His music, most notably on the albums Pieces of a Man and Winter in America in the early 1970s, influenced and foreshadowed later African-American music genres such as hip hop and neo soul. His recording work received much critical acclaim, especially for “The Revolution Will Not Be Televised”. AllMusic‘s John Bush called him “one of the most important progenitors of rap music“, stating that “his aggressive, no-nonsense street poetry inspired a legion of intelligent rappers while his engaging songwriting skills placed him square in the R&B charts later in his career.”

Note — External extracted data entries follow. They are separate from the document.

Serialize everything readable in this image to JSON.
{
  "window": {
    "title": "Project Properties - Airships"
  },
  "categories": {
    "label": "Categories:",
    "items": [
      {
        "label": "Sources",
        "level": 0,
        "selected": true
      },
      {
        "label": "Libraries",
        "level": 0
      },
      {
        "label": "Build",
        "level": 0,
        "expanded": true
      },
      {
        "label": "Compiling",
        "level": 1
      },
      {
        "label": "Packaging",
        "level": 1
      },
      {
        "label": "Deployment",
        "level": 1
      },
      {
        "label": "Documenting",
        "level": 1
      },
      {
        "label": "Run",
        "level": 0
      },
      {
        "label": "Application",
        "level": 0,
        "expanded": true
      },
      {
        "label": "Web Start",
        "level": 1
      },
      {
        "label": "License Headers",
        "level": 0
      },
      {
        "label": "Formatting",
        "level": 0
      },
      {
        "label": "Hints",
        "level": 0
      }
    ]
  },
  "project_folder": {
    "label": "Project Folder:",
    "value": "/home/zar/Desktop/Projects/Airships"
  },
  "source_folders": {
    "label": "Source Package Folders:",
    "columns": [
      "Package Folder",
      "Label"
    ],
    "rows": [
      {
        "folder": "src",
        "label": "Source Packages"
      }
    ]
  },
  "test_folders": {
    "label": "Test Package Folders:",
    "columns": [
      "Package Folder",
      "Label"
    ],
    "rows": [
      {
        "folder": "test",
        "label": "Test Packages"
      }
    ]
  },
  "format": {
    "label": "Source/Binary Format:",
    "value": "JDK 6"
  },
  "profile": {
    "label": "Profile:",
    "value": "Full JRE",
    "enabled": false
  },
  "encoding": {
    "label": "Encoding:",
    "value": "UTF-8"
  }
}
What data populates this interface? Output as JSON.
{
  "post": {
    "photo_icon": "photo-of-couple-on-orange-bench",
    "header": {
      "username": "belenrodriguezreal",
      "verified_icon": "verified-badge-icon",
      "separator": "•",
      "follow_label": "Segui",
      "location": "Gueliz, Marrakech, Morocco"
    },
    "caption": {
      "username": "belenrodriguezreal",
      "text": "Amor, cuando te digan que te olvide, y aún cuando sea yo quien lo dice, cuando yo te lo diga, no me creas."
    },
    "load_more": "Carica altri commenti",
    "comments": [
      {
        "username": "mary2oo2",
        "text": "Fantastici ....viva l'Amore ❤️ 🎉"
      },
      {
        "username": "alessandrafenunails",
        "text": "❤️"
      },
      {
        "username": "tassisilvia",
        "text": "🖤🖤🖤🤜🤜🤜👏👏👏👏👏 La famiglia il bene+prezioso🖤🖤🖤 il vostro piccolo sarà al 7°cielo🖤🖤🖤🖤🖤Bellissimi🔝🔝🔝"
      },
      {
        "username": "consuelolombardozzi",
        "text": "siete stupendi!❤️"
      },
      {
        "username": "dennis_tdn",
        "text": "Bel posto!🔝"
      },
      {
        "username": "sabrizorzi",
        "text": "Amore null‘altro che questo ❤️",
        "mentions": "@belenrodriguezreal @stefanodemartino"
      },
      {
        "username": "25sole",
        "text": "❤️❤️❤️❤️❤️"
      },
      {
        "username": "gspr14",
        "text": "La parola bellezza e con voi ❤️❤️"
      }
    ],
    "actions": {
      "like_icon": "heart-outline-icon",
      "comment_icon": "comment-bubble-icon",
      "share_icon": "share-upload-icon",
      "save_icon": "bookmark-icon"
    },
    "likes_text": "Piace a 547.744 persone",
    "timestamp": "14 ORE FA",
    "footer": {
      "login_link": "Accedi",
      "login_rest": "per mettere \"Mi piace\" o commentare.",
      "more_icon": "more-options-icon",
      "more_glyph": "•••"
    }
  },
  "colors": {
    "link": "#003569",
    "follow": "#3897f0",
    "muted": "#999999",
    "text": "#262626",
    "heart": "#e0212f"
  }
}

Scott-Heron remained active until his death, and in 2010 released his first new album in 16 years, entitled I’m New Here. A memoir he had been working on for years up to the time of his death, The Last Holiday, was published posthumously in January 2012. Scott-Heron received a posthumous Grammy Lifetime Achievement Award in 2012. He also is included in the exhibits at the National Museum of African American History and Culture (NMAAHC) that officially opened on September 24, 2016, on the National Mall, and in an NMAAHC publication, Dream a World Anew. In 2021, Scott-Heron was inducted into the Rock and Roll Hall of Fame, as a recipient of the Early Influence Award.
Gil Scott-Heron was born in Chicago. His mother, Bobbie Scott, was an opera singer who performed with the Oratorio Society of New York. His father, Gil Heron, nicknamed “The Black Arrow”, was a Jamaican footballer who in the 1950s became the first black man to play for Celtic F.C. in Glasgow, Scotland. Gil’s parents separated in his early childhood.